Indonesia still lags behind in terms of innovation, as shown by the 2018 Global Innovation Index (GlI) that placed the country in 85th position among 126 countries, or 14th among 15 Southeast Asia and Oceania countries.

Meanwhile, the 2019 World Intellectual Property Indicators recorded that only 14.4 percent of the 9,754 patent applications in the country in 2018 were from resident applicants. Of the more than 1,300 resident applicants, only 790 were granted rights, according to the research ministry.

“There are differences between research outputs produced out of fear of being audited and those resulting from true innovation. These administrative outputs made just to play it safe when going through audits must be left behind. We want research outputs made out of these limited funds to be truly useful,” Bambang said.

The BRIN was established to consolidate research and development bodies in each ministry and state agency along with nonministerial research bodies and universities, as well as state-owned and private companies.

Bambang, a former national development planning minister and finance minister, said the agency aimed to bolster inventions, prototypes, patents and innovative products that had for a long time gone underutilized by down-streaming them to the industry.

The gap between the industry and researchers has long been a concern among experts. The National Development Planning Agency’s (Bappenas) latest technocratic draft of the National Medium-Term Development Plan (RPUMN) 2020-2024, citing government data, stated there were only 52 innovative products used by the industry and firms in 2018.

Indonesian Academy of Sciences (AIPI) secretary-general Chairil Abdini suggested that less state money be distributed to research and development bodies in ministries and state agencies, arguing that the government should just focus on basic research, such as policy research.

“If they focus on R&D, then it’s better to spin them off into state-owned enterprises or into firms on their own. That way they’re not funded by the state, but rather by selling their products to state or private firms. The R&D is supposed to be carried out by firms instead of the government,” he said.

He cited as an example private firms in the United States that spend more on research and development than the government, which focused rather on basic research.

According to the UNESCO Institute for Statistics, US businesses’ spending on research and development is more than five times higher than that of the government. In Indonesia, the government still spends more than businesses.

Chairil cited an Indonesian Institute of Sciences (LIPI) survey involving between 300 and 400 firms that found that these firms only spent a total of Rp 1.3 trillion on research and development, a small figure that showed more needed to be done to improve industry’s involvement.
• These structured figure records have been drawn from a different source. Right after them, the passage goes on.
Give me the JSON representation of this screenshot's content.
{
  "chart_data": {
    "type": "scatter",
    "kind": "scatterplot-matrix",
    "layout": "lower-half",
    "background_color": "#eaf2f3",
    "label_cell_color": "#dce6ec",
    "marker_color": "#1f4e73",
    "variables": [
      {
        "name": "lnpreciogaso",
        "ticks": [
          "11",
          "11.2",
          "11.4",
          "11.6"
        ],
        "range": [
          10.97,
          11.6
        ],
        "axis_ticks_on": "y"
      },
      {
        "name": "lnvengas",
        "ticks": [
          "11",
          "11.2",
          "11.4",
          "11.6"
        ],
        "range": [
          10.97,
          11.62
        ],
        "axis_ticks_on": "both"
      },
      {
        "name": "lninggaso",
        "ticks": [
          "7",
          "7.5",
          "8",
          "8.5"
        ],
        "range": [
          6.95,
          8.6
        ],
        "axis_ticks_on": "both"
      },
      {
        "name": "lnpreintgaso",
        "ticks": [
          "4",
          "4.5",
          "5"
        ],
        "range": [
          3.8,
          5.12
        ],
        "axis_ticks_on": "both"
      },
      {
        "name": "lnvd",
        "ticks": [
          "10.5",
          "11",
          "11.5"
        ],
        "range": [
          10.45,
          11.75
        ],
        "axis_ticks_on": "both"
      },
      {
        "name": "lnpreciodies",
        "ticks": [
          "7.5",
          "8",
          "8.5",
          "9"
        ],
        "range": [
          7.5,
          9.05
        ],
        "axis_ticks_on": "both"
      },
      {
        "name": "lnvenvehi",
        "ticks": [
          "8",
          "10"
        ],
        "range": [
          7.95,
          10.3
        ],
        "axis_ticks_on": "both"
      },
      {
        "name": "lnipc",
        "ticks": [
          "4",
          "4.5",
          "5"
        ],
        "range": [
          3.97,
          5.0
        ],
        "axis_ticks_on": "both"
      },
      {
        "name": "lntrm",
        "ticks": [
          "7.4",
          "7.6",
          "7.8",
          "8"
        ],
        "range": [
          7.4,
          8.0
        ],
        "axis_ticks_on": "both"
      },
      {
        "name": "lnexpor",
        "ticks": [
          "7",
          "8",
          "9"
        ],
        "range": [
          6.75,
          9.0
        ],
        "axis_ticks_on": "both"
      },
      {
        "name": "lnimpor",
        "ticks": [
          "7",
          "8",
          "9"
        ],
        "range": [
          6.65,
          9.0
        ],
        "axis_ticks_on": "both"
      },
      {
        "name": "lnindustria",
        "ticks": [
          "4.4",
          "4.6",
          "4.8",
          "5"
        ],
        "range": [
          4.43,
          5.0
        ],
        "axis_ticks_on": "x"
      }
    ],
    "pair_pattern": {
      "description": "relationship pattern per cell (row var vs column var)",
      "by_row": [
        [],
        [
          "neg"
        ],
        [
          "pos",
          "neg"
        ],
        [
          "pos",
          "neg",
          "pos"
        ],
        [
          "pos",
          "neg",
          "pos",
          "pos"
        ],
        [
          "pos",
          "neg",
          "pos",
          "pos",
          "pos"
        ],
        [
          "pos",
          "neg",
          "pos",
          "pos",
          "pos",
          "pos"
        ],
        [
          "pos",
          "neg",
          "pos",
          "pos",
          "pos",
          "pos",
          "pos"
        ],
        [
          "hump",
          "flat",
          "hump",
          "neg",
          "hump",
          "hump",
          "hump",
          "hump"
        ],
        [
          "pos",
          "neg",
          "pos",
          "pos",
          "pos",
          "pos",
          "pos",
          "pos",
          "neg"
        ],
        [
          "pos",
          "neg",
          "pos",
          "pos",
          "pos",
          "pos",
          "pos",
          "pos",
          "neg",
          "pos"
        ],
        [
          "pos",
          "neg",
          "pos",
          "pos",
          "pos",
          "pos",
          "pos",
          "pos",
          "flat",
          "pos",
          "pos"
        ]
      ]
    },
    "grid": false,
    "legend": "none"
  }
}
He acknowledged that this was largely because of the country’s weak domestic industry, suggesting that the government could gradually start with state-owned firms.

“Innovations need markets. BRIN’s task is not only to maintain synergy within the process chain, starting from research and innovation to commercial products, but also between state institutions that create policies on the market,” he said.

The University of Indonesia’s Center for Sustainable Infrastructure Development (CSID) director Mohammed Ali Berawi said that with the establishment of BRIN, research funds should not be distributed on the basis of institutions, but rather on projects that could cross sectors.

Multisectoral research and innovation could bring about higher impacts than sectoral projects that had been observed in the country thus far, the CSID expert argued.